School of Clinical Medicine, Southwest Medical University, Luzhou, Sichuan, China, 646000.
Department of Pharmacology, School of Pharmacy, Southwest Medical University, Luzhou, Sichuan, China, 646000.
Curr Comput Aided Drug Des. 2022;18(3):185-195. doi: 10.2174/1573409918666220615151614.
Circular RNAs (circRNAs) act as competing endogenous RNAs (ceRNAs) that indirectly regulate gene expression and function by binding microRNAs (miRNAs). A growing body of evidence indicates that the ceRNA networks can be used as an effective method to investigate cancer; however, the construction and analysis of ceRNA networks, especially circRNA-miRNA-mRNA regulatory network, in different subtypes of breast cancer have not been previously performed.
In the present study, we generated a ceRNA network to explore their roles in two BC subtypes, namely Luminal A and triple negative breast cancer (TNBC).
First, the expression profiles of circRNA, miRNA, and mRNA were downloaded from the GEO database, differentially expressed genes were obtained using GEO2R, and a ceRNA network was constructed based on circRNA-miRNA pairs and miRNA-mRNA pairs, consisted of 10 circRNAs, 25 miRNAs and 39 mRNAs. Further studies of BC subtypes based on TCGA datasets were also performed to validate the effect of a novel ceRNA network.

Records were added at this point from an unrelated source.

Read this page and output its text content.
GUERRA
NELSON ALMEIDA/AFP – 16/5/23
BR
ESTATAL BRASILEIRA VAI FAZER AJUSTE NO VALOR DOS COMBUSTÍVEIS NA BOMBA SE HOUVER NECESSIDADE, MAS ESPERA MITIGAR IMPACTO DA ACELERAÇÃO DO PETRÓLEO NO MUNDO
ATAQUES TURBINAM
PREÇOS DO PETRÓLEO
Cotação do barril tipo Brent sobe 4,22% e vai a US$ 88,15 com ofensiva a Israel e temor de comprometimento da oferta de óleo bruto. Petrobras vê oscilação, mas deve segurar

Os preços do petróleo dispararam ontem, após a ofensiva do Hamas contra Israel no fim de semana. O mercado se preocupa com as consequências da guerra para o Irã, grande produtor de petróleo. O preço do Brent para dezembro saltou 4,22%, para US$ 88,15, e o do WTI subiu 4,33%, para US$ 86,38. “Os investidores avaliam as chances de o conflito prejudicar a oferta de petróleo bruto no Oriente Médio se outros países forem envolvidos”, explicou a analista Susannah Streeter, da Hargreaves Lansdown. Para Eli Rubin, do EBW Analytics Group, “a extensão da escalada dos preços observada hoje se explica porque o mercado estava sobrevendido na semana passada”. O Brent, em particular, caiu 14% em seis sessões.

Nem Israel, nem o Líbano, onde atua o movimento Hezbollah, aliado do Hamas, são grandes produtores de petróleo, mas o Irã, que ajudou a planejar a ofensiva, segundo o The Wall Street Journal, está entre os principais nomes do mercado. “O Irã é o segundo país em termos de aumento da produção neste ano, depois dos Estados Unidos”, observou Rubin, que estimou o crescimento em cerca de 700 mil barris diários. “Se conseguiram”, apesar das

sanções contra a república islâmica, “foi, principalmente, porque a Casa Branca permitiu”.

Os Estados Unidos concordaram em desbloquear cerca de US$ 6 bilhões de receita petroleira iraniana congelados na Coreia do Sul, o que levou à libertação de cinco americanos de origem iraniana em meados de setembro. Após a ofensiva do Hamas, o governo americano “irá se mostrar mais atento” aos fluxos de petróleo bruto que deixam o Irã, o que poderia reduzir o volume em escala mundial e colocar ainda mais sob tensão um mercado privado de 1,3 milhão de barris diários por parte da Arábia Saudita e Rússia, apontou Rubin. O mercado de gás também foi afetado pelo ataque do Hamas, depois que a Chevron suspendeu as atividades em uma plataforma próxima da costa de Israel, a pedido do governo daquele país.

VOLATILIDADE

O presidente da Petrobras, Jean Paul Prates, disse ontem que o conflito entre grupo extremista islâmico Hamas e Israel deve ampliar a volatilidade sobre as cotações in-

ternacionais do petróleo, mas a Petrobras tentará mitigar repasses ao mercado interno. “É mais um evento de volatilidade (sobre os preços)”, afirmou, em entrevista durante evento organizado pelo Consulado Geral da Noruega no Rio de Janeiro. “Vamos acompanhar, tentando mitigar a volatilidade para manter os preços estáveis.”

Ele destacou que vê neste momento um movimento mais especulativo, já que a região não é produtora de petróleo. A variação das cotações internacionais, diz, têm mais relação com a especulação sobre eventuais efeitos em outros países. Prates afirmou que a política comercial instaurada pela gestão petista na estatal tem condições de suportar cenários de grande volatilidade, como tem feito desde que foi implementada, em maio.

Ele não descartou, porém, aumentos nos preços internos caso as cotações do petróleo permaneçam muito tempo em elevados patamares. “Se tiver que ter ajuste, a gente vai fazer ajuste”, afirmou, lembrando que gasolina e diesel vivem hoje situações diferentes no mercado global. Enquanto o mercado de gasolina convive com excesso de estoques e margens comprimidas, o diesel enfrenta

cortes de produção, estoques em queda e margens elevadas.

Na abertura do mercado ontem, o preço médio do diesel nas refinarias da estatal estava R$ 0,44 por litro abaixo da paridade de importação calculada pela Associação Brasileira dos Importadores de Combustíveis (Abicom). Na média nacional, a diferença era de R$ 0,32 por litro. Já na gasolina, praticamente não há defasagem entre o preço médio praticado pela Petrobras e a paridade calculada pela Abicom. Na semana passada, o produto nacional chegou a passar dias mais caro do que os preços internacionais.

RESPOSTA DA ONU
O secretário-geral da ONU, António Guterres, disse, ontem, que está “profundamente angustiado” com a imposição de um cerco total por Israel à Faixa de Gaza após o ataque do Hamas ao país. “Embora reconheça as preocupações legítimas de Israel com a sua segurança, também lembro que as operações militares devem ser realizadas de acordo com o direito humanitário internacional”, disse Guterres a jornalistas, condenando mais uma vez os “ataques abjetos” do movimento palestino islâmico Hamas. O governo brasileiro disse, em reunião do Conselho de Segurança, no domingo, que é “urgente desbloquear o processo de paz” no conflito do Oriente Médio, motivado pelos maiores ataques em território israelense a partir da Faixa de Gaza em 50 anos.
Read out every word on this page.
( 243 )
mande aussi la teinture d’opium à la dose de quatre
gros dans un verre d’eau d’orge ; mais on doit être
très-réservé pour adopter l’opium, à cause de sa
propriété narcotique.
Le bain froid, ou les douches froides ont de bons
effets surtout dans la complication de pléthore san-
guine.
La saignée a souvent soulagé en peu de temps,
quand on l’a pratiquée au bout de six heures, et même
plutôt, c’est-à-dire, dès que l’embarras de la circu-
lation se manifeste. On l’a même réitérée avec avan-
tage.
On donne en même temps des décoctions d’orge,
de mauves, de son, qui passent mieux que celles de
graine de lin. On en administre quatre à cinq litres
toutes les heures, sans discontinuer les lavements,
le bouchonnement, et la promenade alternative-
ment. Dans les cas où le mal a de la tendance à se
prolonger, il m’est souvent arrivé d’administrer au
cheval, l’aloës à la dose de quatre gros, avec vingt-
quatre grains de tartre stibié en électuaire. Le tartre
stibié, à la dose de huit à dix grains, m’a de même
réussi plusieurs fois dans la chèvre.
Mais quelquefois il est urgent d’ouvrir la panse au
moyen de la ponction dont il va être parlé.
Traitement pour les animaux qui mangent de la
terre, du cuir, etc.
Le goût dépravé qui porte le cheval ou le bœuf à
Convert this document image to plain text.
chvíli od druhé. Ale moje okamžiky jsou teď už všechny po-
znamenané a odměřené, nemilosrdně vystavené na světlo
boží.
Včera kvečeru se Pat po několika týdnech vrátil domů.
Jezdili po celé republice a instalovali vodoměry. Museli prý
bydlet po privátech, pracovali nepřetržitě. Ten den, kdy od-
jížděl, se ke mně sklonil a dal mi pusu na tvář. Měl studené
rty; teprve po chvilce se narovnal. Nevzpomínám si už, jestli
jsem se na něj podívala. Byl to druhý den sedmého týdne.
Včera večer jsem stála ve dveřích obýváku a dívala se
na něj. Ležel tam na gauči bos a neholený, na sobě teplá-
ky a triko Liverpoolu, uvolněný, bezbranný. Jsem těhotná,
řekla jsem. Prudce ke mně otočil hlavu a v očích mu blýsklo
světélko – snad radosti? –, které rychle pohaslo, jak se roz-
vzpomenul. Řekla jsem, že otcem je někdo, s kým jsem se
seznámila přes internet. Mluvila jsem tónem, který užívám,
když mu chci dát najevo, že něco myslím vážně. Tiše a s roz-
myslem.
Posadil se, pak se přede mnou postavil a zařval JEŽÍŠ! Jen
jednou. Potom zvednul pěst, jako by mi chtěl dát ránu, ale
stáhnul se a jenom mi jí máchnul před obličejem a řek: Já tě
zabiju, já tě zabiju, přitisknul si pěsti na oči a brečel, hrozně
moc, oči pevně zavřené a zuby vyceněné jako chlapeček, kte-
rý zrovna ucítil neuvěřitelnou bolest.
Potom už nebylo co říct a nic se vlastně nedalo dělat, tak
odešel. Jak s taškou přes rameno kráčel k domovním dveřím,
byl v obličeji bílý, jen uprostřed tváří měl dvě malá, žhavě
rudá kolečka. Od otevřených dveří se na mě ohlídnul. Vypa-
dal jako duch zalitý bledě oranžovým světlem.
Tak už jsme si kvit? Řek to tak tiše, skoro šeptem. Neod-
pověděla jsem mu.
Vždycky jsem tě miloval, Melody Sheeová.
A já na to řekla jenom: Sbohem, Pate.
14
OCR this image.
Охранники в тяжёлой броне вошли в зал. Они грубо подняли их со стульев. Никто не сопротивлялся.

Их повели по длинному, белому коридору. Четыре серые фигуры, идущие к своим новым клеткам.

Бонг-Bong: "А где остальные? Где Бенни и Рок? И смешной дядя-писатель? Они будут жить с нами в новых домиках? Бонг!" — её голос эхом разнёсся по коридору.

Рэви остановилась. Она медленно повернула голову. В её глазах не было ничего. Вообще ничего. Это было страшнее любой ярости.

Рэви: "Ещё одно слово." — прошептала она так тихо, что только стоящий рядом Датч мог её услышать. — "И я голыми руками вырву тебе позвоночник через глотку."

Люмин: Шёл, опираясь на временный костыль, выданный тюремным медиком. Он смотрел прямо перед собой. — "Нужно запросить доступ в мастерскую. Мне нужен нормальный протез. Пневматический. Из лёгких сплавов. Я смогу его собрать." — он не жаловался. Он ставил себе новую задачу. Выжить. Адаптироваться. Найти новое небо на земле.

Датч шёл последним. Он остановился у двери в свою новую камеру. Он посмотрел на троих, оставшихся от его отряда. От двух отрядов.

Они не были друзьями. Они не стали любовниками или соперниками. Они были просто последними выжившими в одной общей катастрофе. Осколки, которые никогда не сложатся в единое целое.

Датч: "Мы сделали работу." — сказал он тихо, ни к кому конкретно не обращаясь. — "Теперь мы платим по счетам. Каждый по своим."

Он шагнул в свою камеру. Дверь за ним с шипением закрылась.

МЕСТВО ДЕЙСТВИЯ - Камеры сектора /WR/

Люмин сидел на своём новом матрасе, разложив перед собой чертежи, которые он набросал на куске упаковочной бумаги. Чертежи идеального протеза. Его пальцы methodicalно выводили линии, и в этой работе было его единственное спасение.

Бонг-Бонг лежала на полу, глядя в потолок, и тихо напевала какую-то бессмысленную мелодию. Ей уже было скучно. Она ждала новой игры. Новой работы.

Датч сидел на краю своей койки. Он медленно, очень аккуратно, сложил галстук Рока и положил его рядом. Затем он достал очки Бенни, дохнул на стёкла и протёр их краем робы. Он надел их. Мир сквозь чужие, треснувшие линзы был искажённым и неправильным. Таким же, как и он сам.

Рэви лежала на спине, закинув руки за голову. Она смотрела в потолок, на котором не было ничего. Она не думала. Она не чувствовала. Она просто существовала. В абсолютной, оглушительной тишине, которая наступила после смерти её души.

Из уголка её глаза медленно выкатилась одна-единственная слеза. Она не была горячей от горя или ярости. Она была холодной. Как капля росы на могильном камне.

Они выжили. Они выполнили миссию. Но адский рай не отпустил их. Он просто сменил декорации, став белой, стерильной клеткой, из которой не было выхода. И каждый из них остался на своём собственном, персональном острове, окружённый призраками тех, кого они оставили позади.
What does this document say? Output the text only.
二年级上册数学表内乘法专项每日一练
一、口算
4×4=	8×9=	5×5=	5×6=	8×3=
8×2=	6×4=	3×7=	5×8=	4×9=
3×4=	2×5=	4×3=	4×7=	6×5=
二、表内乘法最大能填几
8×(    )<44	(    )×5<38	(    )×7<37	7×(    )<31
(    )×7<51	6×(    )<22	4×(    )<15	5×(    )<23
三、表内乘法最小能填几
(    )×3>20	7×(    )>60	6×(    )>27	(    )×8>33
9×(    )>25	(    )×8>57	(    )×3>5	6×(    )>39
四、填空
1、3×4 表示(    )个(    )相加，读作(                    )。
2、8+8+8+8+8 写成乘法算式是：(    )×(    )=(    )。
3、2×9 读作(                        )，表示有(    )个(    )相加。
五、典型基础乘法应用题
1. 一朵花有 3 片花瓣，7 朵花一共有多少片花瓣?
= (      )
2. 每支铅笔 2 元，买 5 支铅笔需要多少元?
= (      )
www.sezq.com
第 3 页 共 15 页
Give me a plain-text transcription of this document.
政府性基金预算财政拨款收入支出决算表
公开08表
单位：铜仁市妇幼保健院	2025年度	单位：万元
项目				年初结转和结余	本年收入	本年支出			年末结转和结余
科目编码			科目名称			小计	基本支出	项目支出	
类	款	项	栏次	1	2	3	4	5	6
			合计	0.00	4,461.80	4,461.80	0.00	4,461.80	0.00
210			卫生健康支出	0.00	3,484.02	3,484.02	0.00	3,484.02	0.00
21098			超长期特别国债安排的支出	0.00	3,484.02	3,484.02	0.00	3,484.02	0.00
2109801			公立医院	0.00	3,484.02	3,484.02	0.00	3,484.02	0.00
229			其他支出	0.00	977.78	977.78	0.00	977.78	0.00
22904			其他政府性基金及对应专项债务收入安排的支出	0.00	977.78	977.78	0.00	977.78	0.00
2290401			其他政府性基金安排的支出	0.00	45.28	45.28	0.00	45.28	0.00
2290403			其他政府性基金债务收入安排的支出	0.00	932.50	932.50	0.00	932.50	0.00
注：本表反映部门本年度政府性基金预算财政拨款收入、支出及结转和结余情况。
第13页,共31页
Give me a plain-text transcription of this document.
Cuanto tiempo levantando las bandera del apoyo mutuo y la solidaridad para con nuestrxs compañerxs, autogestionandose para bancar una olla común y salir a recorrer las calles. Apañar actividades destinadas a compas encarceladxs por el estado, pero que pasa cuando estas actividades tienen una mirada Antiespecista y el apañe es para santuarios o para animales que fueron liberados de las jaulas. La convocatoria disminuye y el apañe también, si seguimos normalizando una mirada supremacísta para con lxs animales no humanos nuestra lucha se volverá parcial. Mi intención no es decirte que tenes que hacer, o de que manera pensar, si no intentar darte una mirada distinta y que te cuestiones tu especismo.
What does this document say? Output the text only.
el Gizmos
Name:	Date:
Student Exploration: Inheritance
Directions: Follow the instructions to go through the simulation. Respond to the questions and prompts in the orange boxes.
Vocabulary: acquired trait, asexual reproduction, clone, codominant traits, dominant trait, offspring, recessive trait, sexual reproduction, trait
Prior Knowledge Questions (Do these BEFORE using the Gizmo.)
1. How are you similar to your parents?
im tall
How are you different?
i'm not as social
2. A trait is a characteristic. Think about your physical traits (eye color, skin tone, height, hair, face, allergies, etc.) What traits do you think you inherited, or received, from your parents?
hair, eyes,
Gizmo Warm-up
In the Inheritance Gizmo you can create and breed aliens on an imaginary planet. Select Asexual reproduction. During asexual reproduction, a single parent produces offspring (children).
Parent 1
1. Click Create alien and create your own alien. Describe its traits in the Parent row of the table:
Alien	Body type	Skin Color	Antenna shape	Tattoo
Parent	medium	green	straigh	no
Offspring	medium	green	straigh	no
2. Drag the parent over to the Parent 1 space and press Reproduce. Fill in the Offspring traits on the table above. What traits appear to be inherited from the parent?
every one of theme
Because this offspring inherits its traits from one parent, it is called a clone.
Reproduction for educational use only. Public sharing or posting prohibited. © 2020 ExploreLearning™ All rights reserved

Then, the related genes in the regulatory network were analyzed by GO functional annotation and KEGG pathway enrichment. The analysis showed that targeted genes were enriched in 97 GO terms and 25 KEGG pathways, involved in the molecular typing of breast cancer. Meanwhile, Kaplan-Meier analysis revealed that three key genes (MKI67, DEF8, and GFRA1) were significantly associated with BC tumor differentiation and prognosis.
The current study provides a potential application of the ceRNA network within BC subtypes and may offer new targets for their diagnosis, therapy and prognosis.
环状 RNA(circRNAs)作为竞争性内源性 RNA(ceRNAs),通过与 microRNA(miRNAs)结合,间接调控基因表达和功能。越来越多的证据表明,ceRNA 网络可作为一种有效方法来研究癌症;然而,不同亚型乳腺癌的 ceRNA 网络(尤其是 circRNA-miRNA-mRNA 调控网络)的构建和分析尚未进行。
本研究构建 ceRNA 网络,探讨其在两种乳腺癌亚型(Luminal A 和三阴性乳腺癌)中的作用。
首先,从 GEO 数据库中下载 circRNA、miRNA 和 mRNA 的表达谱,使用 GEO2R 获得差异表达基因,并基于 circRNA-miRNA 对和 miRNA-mRNA 对构建 ceRNA 网络,该网络包含 10 个 circRNA、25 个 miRNA 和 39 个 mRNA。进一步基于 TCGA 数据集对乳腺癌亚型进行研究,以验证新型 ceRNA 网络的作用。
然后,通过 GO 功能注释和 KEGG 通路富集分析对调控网络中的相关基因进行分析。分析表明,靶向基因富集于 97 个 GO 术语和 25 个 KEGG 通路,参与乳腺癌的分子分型。同时,Kaplan-Meier 分析显示,三个关键基因(MKI67、DEF8 和 GFRA1)与乳腺癌肿瘤分化和预后显著相关。
本研究为乳腺癌亚型中的 ceRNA 网络提供了一种潜在的应用,可能为其诊断、治疗和预后提供新的靶点。